There’s silver in them thar hills!

January 16, 2010

It’s been a surprisingly long day, and I’m buggered, so it’ll be a short one plus a bunch of photos.

About three and a half hours drive took us up the Silver City highway to the Silver City itself, Broken Hill, the town that made BHP the behemoth that it is (Broken Hill Proprietary). The town sits astride a giant lode that is still being mined today, though it’s nearly out, and the place is defined around mining. Quite humourously all the street names are named things like Bromide, Argent, Chloride, Thalidomide†, and Calcite. The hotel we’re staying at is on Mica St. The streets themselves are made haphazardly and are the result of what must be the laziest roadbuilders in Australia. Instead of having a pipe go under a crossroad like everywhere else, they’ll just dip the street instead. There are dips everywhere. In one case the slope was just a bit too steep to build up, so instead of raising the road a bit, they just gave up. It’s a bit weird driving around here.

Now, from memory, wordpress doesn’t like image-heavy posts, but let’s see how we go. I’m not cogent enough to write a narrative at the moment, too knackered. Part of being knackered is also being a bit stressed out at doing 200km of unexpected unsealed road tomorrow. It could take two hours, it could take five.


Found this fridge mailbox on the way to Broken Hill. Bonus points for the Footrot Flats cartoon.


This is Bromide St, at one point one of the main roads of the city centre. But this far north they just gave up building it up the steep part of the hill rather than raise the road a bit. Note that the road starts again further up the hill.


I've never seen chimneys not made of brick or stone before. Corrugated iron? Really, fellas, try a bit harder.
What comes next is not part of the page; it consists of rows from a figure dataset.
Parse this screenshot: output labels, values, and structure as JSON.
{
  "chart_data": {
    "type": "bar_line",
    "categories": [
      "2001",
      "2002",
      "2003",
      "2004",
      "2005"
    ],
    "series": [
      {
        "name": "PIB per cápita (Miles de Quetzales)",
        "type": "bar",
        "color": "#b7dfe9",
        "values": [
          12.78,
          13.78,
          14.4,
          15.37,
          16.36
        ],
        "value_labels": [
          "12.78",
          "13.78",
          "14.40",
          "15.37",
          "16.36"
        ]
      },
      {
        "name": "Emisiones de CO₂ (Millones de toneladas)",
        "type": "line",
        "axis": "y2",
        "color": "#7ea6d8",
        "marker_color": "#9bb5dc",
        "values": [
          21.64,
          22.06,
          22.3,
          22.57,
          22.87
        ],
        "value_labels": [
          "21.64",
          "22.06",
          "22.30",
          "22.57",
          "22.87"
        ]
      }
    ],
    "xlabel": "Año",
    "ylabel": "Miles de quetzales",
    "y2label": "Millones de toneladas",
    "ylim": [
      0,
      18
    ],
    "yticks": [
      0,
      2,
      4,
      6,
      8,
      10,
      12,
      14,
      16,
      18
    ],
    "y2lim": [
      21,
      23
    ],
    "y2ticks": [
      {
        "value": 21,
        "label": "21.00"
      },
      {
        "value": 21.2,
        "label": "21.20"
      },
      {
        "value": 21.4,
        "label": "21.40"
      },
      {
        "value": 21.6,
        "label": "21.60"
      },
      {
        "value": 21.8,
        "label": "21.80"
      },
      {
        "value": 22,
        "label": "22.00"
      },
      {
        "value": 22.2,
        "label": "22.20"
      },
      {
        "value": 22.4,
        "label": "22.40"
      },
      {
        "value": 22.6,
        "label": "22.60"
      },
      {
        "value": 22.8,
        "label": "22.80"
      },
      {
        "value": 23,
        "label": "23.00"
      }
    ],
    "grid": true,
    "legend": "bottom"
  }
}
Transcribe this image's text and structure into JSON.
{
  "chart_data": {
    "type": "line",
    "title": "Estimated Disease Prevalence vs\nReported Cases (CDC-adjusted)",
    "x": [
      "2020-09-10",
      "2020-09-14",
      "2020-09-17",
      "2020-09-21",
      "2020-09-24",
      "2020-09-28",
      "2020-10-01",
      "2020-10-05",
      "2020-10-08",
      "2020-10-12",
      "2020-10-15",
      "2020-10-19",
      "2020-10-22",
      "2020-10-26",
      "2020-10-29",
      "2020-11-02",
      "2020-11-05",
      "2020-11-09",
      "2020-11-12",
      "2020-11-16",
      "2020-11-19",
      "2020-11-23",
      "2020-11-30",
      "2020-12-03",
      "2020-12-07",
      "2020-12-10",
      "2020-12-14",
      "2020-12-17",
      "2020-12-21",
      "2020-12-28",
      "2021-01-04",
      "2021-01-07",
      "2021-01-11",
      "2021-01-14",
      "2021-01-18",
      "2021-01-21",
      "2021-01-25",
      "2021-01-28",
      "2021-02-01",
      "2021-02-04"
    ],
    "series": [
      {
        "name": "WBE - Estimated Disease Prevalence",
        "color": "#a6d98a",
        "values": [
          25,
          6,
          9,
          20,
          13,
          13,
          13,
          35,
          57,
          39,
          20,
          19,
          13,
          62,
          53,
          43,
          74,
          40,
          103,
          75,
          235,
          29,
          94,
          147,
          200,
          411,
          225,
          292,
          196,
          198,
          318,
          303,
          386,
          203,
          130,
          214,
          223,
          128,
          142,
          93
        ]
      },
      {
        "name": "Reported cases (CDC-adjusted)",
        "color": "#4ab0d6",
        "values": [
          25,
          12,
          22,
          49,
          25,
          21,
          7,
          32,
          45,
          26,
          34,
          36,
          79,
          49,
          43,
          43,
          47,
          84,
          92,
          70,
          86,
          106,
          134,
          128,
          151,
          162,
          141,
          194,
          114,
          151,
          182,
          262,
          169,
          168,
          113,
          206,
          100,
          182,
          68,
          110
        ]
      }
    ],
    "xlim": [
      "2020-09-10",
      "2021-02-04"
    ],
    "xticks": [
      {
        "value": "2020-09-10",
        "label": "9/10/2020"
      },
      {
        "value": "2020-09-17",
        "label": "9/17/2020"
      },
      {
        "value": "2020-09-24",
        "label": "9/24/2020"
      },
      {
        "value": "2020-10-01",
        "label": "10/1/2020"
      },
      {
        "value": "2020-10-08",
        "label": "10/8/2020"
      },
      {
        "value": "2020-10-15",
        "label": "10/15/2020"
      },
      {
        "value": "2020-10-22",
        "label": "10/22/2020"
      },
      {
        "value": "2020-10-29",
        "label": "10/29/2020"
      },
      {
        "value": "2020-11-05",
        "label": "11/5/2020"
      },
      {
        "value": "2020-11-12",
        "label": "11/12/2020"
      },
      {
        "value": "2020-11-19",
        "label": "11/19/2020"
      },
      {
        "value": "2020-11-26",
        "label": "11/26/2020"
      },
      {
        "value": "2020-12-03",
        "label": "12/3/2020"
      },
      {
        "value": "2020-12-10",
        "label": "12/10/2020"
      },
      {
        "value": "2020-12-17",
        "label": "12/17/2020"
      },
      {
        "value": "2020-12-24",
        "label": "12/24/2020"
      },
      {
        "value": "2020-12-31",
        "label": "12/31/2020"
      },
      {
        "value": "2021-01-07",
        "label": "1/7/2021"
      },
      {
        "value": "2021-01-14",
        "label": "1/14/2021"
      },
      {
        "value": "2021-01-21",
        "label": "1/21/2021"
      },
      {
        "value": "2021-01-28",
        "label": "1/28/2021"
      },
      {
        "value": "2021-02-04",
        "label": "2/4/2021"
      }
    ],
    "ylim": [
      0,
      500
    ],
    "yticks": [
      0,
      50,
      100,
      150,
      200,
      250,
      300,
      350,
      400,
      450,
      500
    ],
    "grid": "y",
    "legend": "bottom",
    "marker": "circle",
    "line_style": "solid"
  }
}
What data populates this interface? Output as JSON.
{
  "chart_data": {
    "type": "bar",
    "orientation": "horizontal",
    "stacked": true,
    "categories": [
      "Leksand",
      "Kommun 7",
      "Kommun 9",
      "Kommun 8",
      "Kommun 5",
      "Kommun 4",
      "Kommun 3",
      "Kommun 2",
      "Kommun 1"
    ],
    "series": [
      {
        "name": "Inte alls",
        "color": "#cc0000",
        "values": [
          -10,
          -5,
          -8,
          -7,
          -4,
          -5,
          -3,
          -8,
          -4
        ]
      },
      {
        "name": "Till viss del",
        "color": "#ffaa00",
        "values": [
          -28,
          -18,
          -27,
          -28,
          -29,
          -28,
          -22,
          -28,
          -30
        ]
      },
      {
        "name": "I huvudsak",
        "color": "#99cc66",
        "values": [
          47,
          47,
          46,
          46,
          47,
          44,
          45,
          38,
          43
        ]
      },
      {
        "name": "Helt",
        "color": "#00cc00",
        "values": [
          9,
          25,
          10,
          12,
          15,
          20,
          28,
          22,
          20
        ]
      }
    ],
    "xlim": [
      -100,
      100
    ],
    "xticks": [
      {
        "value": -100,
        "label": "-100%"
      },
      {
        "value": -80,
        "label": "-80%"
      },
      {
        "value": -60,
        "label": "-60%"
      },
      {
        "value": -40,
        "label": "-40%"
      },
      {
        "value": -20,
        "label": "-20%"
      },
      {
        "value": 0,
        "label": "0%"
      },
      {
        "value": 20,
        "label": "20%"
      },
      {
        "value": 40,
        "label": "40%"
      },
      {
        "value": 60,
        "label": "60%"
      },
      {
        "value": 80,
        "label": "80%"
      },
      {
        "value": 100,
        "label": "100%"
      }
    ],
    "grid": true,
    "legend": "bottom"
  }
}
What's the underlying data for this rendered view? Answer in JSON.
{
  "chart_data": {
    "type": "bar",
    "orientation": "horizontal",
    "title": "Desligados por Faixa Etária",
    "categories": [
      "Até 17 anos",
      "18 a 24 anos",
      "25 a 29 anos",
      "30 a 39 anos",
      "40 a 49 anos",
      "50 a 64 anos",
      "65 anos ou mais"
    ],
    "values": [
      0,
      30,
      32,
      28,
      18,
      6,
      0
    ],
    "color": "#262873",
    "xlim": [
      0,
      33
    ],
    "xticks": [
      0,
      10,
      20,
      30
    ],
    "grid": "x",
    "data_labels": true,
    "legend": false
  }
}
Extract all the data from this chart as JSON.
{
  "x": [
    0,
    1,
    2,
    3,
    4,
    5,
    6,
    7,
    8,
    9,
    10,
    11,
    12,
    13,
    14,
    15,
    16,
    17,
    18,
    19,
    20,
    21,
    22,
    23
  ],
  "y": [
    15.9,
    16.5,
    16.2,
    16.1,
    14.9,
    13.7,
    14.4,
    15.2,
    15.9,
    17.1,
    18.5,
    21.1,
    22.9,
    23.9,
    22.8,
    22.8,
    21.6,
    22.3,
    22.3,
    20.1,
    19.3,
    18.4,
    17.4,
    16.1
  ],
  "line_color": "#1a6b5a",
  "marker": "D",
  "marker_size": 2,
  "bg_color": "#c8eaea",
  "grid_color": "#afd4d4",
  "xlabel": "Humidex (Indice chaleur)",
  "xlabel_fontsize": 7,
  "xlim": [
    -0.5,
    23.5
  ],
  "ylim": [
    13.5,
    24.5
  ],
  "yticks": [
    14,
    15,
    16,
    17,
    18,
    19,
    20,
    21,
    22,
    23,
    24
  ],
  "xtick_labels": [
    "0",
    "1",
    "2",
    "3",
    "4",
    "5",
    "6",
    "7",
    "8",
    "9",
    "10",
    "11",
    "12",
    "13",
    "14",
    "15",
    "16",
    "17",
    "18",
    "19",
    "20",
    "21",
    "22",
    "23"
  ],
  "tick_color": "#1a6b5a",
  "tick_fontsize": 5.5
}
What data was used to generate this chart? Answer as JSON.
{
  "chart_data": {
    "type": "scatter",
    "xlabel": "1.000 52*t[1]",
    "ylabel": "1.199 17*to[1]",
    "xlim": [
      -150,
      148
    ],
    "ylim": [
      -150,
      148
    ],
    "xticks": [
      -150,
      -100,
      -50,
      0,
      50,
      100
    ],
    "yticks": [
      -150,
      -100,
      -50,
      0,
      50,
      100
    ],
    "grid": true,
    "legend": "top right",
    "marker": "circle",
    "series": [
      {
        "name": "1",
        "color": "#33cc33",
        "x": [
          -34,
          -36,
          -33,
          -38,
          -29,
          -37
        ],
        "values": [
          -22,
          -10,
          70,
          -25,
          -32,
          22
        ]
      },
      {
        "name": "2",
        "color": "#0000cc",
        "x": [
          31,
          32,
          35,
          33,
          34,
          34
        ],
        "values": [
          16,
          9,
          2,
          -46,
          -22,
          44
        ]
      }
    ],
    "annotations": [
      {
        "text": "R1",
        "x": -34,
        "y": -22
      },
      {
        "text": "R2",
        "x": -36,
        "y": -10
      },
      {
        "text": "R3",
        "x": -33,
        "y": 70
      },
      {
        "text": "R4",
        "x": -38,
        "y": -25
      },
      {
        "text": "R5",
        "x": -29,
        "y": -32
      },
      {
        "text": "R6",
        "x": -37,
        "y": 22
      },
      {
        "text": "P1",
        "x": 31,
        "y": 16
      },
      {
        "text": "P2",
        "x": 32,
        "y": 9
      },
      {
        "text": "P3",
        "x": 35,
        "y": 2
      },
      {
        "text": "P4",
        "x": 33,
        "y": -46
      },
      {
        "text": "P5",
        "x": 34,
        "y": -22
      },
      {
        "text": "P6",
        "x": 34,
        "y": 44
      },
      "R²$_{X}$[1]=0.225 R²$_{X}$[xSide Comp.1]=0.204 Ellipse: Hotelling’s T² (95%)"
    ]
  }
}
The moneyshot. Like a slingshot, but with money. Pull the handle and the rubber band is released, shooting the parcel out along the wire. This was an old way of getting money to and from the back room


The guarantee for the car wash is missing an all-too-important hyphen.


Inside the Pro Hart gallery. The guy loved doing dragonflies. I can run with that. Yes, that dragonfly is on carpet.


One of the galleries had an exhibition of VCE student's stuff and most of it was pretty good. I fell in love with the abstract on the left and if I had money I would see if I could have bought it.


The christmas displays are still up, including this particularly Australian one.


Drove out to Silverton which isn't too far away. It proudly proclaims that it's not a ghost town yet as it still has a population of between 10 and 100. The world needs heros, Max.


Desert + Radio = Scary Christian Evangelism? On the side trip out to Silverton the landscape was reminding me of the drive through the Mojave Desert in the US. I put the radio on auto-search and it landed on a glassy-eyed christian evangelist station. The program was about stepping up your evangelism because 'what if your friends weren't converted and they died in a car accident tonight - they'd spend eternity in hell'. I actually find listening to these stations sort of amusing as you can pick out various different methods of autohypnosis.


The One


Finished off the day by driving to a local hilltop where there are a dozen or so sculptures of varying quality. A couple are great, most are meh. This is the piece I called “The One” because it’s the one that’s always going to be in photos and brochures. In the right time of year I would guess that the sun can be seen through the hole at sunset. We waited for sunset and were finally rewarded with one of the most gloriousless sunsets ever. Stunning lack of colour. The sun didn’t set so much as the horizon rose – a dust storm was inbound, and it was bloody windy too.

Time for bed now, tomorrow promises to be a Big Day.